# Silver King in Antique store



## schwinnguyinohio (Jan 19, 2020)

Saw this in a store today


----------



## John G04 (Jan 19, 2020)

How much?


----------



## schwinnguyinohio (Jan 19, 2020)

5500


----------



## Jewelman13 (Jan 19, 2020)

schwinnguyinohio said:


> 5500




5500?! Wowzers!!


----------



## Freqman1 (Jan 19, 2020)

Pedals, seat, and grips not correct. Way over the money even if 100%. V/r Shawn


----------



## Ricollector (Jan 19, 2020)

That is a “I don’t want to sell” price!


----------



## Goldenrod (Jan 19, 2020)

That is waiting for a drunk bike collector who just went senile.


----------



## Frank and Pam Skid Kings (Jan 19, 2020)

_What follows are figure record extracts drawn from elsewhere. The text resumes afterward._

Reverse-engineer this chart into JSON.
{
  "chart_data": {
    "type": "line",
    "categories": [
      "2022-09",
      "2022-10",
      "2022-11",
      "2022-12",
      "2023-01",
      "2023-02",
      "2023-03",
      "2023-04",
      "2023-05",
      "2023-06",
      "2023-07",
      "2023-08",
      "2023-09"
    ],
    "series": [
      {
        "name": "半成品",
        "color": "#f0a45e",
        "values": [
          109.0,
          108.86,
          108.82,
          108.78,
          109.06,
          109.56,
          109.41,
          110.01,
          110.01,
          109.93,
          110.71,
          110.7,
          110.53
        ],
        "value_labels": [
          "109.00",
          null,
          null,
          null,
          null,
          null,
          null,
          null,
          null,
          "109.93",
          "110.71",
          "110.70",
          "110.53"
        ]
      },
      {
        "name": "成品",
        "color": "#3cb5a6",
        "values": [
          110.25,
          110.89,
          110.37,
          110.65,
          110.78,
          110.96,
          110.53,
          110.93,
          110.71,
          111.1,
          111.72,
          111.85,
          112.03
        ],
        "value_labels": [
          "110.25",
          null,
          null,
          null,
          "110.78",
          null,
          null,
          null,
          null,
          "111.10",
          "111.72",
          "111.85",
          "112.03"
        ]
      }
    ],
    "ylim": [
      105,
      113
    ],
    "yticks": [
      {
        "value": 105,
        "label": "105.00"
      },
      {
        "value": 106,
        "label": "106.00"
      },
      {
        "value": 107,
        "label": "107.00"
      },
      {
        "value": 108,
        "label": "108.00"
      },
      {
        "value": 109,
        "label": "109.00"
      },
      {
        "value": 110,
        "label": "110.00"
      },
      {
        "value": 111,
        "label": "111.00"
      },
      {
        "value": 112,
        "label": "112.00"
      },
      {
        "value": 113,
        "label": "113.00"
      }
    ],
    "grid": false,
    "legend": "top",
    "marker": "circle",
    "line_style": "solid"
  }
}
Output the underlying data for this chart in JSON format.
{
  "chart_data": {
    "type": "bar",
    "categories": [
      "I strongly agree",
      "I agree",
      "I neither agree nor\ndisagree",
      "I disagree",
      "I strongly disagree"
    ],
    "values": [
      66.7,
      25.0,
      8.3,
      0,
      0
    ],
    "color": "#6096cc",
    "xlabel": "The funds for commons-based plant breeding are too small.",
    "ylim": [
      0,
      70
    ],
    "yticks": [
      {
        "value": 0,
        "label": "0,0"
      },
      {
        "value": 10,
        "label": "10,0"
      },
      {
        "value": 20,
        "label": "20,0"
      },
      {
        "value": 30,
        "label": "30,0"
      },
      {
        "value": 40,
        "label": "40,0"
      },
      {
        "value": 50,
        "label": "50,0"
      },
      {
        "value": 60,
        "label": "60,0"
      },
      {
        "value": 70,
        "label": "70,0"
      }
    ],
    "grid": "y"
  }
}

Boy...I guess days of scoring big in a antique shop are long gone. Word is out on old bicycles.


----------



## schwinnguyinohio (Jan 20, 2020)

I had the store call the owner to see his bottom dollar but he didn’t answer while I was there , store later called me back with 4300 which is probably still way high.


----------



## vincev (Jan 20, 2020)

Not worth that price even if all correct.


----------



## tech549 (Jan 21, 2020)

ok what is the fair market value of this bike?these are all over place in prices,2 most recent on the cabe had prices of $1600 and $4000 and then the one that's on e-bay for $9500 been listed forever .


----------



## bikejunk (Jan 21, 2020)

saw a very decent original  with ripped seat but everything their sell for 2.400 at a bike show a few years ago


----------



## schwinnguyinohio (Jan 21, 2020)

If anyone would be able to make a deal on it and needs it stored for awhile or delivered to ML let me know ,id help if I can


----------